The weight vector is a light-weight wrapper of the input vector. The input vector is NOT copied during construction.
The weight vector maintains the sum of weights, which is computed upon construction. If the value of the sum is pre-computed, one can supply it as the second argument to the constructor and save the time of computing the sum again.
Implementations
Several statistical weight types are provided which subtype AbstractWeights
. The choice of weights impacts how bias is corrected in several methods. See the var
, std
and cov
docstrings for more details.
AnalyticWeights
Analytic weights describe a non-random relative importance (usually between 0 and 1) for each observation. These weights may also be referred to as reliability weights, precision weights or inverse variance weights. These are typically used when the observations being weighted are aggregate values (e.g., averages) with differing variances.
w = AnalyticWeights([0.2, 0.1, 0.3])
w = aweights([0.2, 0.1, 0.3])
FrequencyWeights
Frequency weights describe the number of times (or frequency) each observation was observed. These weights may also be referred to as case weights or repeat weights.
w = FrequencyWeights([2, 1, 3])
w = fweights([2, 1, 3])
ProbabilityWeights
Probability weights represent the inverse of the sampling probability for each observation, providing a correction mechanism for under- or over-sampling certain population groups. These weights may also be referred to as sampling weights.

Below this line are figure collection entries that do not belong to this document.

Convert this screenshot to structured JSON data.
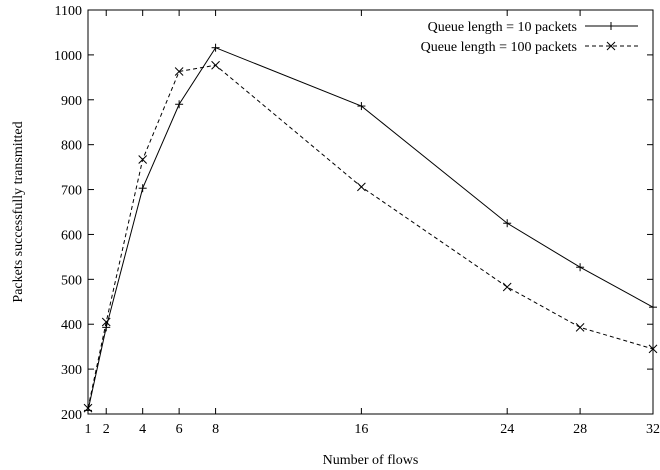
{
  "chart_data": {
    "type": "line",
    "xlabel": "Number of flows",
    "ylabel": "Packets successfully transmitted",
    "xlim": [
      1,
      32
    ],
    "ylim": [
      200,
      1100
    ],
    "xticks": [
      1,
      2,
      4,
      6,
      8,
      16,
      24,
      28,
      32
    ],
    "yticks": [
      200,
      300,
      400,
      500,
      600,
      700,
      800,
      900,
      1000,
      1100
    ],
    "grid": false,
    "legend_position": "top-right",
    "series": [
      {
        "name": "Queue length = 10 packets",
        "marker": "plus",
        "line_style": "solid",
        "color": "#000000",
        "x": [
          1,
          2,
          4,
          6,
          8,
          16,
          24,
          28,
          32
        ],
        "y": [
          208,
          393,
          703,
          890,
          1016,
          886,
          625,
          527,
          438
        ]
      },
      {
        "name": "Queue length = 100 packets",
        "marker": "cross",
        "line_style": "dashed",
        "color": "#000000",
        "x": [
          1,
          2,
          4,
          6,
          8,
          16,
          24,
          28,
          32
        ],
        "y": [
          213,
          405,
          767,
          963,
          977,
          706,
          483,
          393,
          345
        ]
      }
    ]
  }
}
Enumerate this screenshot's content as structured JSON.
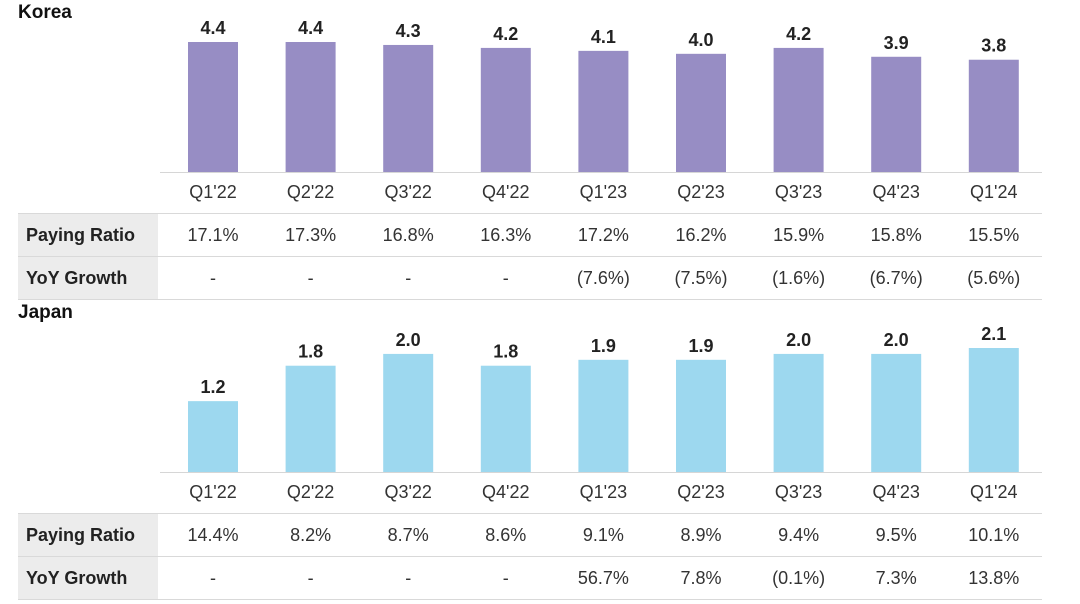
{
  "chart_data": [
    {
      "type": "bar",
      "title": "Korea",
      "categories": [
        "Q1'22",
        "Q2'22",
        "Q3'22",
        "Q4'22",
        "Q1'23",
        "Q2'23",
        "Q3'23",
        "Q4'23",
        "Q1'24"
      ],
      "values": [
        4.4,
        4.4,
        4.3,
        4.2,
        4.1,
        4.0,
        4.2,
        3.9,
        3.8
      ],
      "value_labels": [
        "4.4",
        "4.4",
        "4.3",
        "4.2",
        "4.1",
        "4.0",
        "4.2",
        "3.9",
        "3.8"
      ],
      "ylim": [
        0,
        4.4
      ],
      "color": "#978dc4",
      "grid": false,
      "table": {
        "rows": [
          {
            "label": "Paying Ratio",
            "cells": [
              "17.1%",
              "17.3%",
              "16.8%",
              "16.3%",
              "17.2%",
              "16.2%",
              "15.9%",
              "15.8%",
              "15.5%"
            ]
          },
          {
            "label": "YoY Growth",
            "cells": [
              "-",
              "-",
              "-",
              "-",
              "(7.6%)",
              "(7.5%)",
              "(1.6%)",
              "(6.7%)",
              "(5.6%)"
            ]
          }
        ]
      }
    },
    {
      "type": "bar",
      "title": "Japan",
      "categories": [
        "Q1'22",
        "Q2'22",
        "Q3'22",
        "Q4'22",
        "Q1'23",
        "Q2'23",
        "Q3'23",
        "Q4'23",
        "Q1'24"
      ],
      "values": [
        1.2,
        1.8,
        2.0,
        1.8,
        1.9,
        1.9,
        2.0,
        2.0,
        2.1
      ],
      "value_labels": [
        "1.2",
        "1.8",
        "2.0",
        "1.8",
        "1.9",
        "1.9",
        "2.0",
        "2.0",
        "2.1"
      ],
      "ylim": [
        0,
        2.1
      ],
      "color": "#9dd8ef",
      "grid": false,
      "table": {
        "rows": [
          {
            "label": "Paying Ratio",
            "cells": [
              "14.4%",
              "8.2%",
              "8.7%",
              "8.6%",
              "9.1%",
              "8.9%",
              "9.4%",
              "9.5%",
              "10.1%"
            ]
          },
          {
            "label": "YoY Growth",
            "cells": [
              "-",
              "-",
              "-",
              "-",
              "56.7%",
              "7.8%",
              "(0.1%)",
              "7.3%",
              "13.8%"
            ]
          }
        ]
      }
    }
  ]
}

w = ProbabilityWeights([0.2, 0.1, 0.3])
w = pweights([0.2, 0.1, 0.3])
Weights
The Weights
type describes a generic weights vector which does not support all operations possible for FrequencyWeights
, AnalyticWeights
and ProbabilityWeights
.
w = Weights([1., 2., 3.])
w = weights([1., 2., 3.])
Methods
AbstractWeights
implements the following methods:
eltype
length
isempty
values
sum
The following constructors are provided:
StatsBase.AnalyticWeights
— Type.AnalyticWeights(vs, wsum=sum(vs))
Construct an AnalyticWeights
vector with weight values vs
. A precomputed sum may be provided as wsum
.
Analytic weights describe a non-random relative importance (usually between 0 and 1) for each observation. These weights may also be referred to as reliability weights, precision weights or inverse variance weights. These are typically used when the observations being weighted are aggregate values (e.g., averages) with differing variances.
StatsBase.FrequencyWeights
— Type.FrequencyWeights(vs, wsum=sum(vs))

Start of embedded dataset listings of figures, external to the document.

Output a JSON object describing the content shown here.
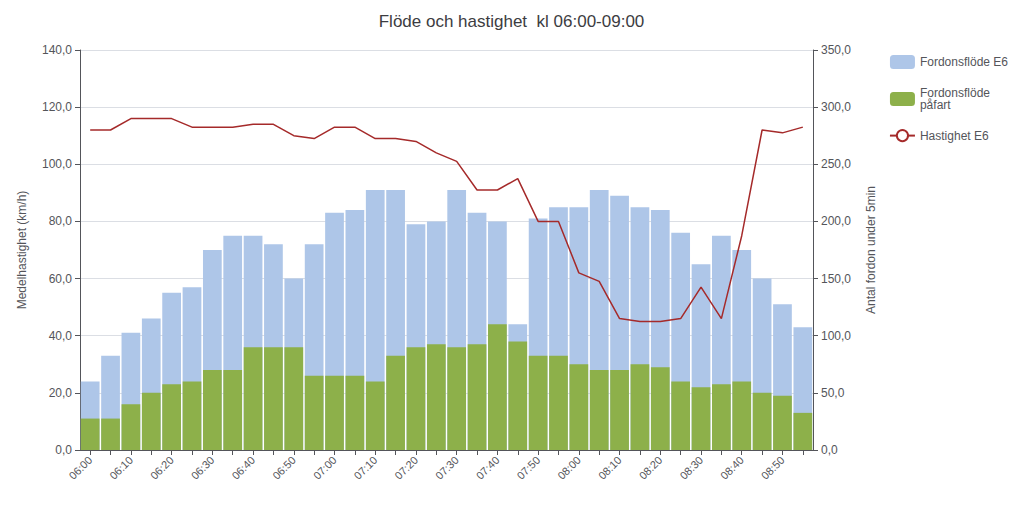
{
  "chart_data": {
    "type": "bar",
    "title": "Flöde och hastighet  kl 06:00-09:00",
    "y_label": "Medelhastighet (km/h)",
    "y2_label": "Antal fordon under 5min",
    "categories": [
      "06:00",
      null,
      "06:10",
      null,
      "06:20",
      null,
      "06:30",
      null,
      "06:40",
      null,
      "06:50",
      null,
      "07:00",
      null,
      "07:10",
      null,
      "07:20",
      null,
      "07:30",
      null,
      "07:40",
      null,
      "07:50",
      null,
      "08:00",
      null,
      "08:10",
      null,
      "08:20",
      null,
      "08:30",
      null,
      "08:40",
      null,
      "08:50",
      null
    ],
    "series": [
      {
        "name": "Fordonsflöde E6",
        "type": "bar",
        "color": "#aec6e8",
        "values": [
          24,
          33,
          41,
          46,
          55,
          57,
          70,
          75,
          75,
          72,
          60,
          72,
          83,
          84,
          91,
          91,
          79,
          80,
          91,
          83,
          80,
          44,
          81,
          85,
          85,
          91,
          89,
          85,
          84,
          76,
          65,
          75,
          70,
          60,
          51,
          43
        ]
      },
      {
        "name": "Fordonsflöde\npåfart",
        "type": "bar",
        "color": "#8db04a",
        "values": [
          11,
          11,
          16,
          20,
          23,
          24,
          28,
          28,
          36,
          36,
          36,
          26,
          26,
          26,
          24,
          33,
          36,
          37,
          36,
          37,
          44,
          38,
          33,
          33,
          30,
          28,
          28,
          30,
          29,
          24,
          22,
          23,
          24,
          20,
          19,
          13
        ]
      },
      {
        "name": "Hastighet E6",
        "type": "line",
        "color": "#a52a2a",
        "values": [
          112,
          112,
          116,
          116,
          116,
          113,
          113,
          113,
          114,
          114,
          110,
          109,
          113,
          113,
          109,
          109,
          108,
          104,
          101,
          91,
          91,
          95,
          80,
          80,
          62,
          59,
          46,
          45,
          45,
          46,
          57,
          46,
          75,
          112,
          111,
          113
        ]
      }
    ],
    "stacked": false,
    "ylim": [
      0,
      140
    ],
    "yticks": [
      {
        "value": 0,
        "label": "0,0"
      },
      {
        "value": 20,
        "label": "20,0"
      },
      {
        "value": 40,
        "label": "40,0"
      },
      {
        "value": 60,
        "label": "60,0"
      },
      {
        "value": 80,
        "label": "80,0"
      },
      {
        "value": 100,
        "label": "100,0"
      },
      {
        "value": 120,
        "label": "120,0"
      },
      {
        "value": 140,
        "label": "140,0"
      }
    ],
    "y2lim": [
      0,
      350
    ],
    "y2ticks": [
      {
        "value": 0,
        "label": "0,0"
      },
      {
        "value": 50,
        "label": "50,0"
      },
      {
        "value": 100,
        "label": "100,0"
      },
      {
        "value": 150,
        "label": "150,0"
      },
      {
        "value": 200,
        "label": "200,0"
      },
      {
        "value": 250,
        "label": "250,0"
      },
      {
        "value": 300,
        "label": "300,0"
      },
      {
        "value": 350,
        "label": "350,0"
      }
    ],
    "grid": true,
    "legend": "right"
  }
}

Construct a FrequencyWeights
vector with weight values vs
. A precomputed sum may be provided as wsum
.
Frequency weights describe the number of times (or frequency) each observation was observed. These weights may also be referred to as case weights or repeat weights.
StatsBase.ProbabilityWeights
— Type.ProbabilityWeights(vs, wsum=sum(vs))
Construct a ProbabilityWeights
vector with weight values vs
. A precomputed sum may be provided as wsum
.
Probability weights represent the inverse of the sampling probability for each observation, providing a correction mechanism for under- or over-sampling certain population groups. These weights may also be referred to as sampling weights.
StatsBase.Weights
— Type.Weights(vs, wsum=sum(vs))
Construct a Weights
vector with weight values vs
. A precomputed sum may be provided as wsum
.
The Weights
type describes a generic weights vector which does not support all operations possible for FrequencyWeights
, AnalyticWeights
and ProbabilityWeights
.
StatsBase.aweights
— Function.aweights(vs)
Construct an AnalyticWeights
vector from array vs
. See the documentation for AnalyticWeights
for more details.
StatsBase.fweights
— Function.fweights(vs)
Construct a FrequencyWeights
vector from a given array. See the documentation for FrequencyWeights
for more details.
StatsBase.pweights
— Function.pweights(vs)
Construct a ProbabilityWeights
vector from a given array. See the documentation for ProbabilityWeights
for more details.
StatsBase.weights
— Function.weights(vs)
Construct a Weights
vector from array vs
. See the documentation for Weights
for more details.
weights(obj::StatisticalModel)
Return the weights used in the model.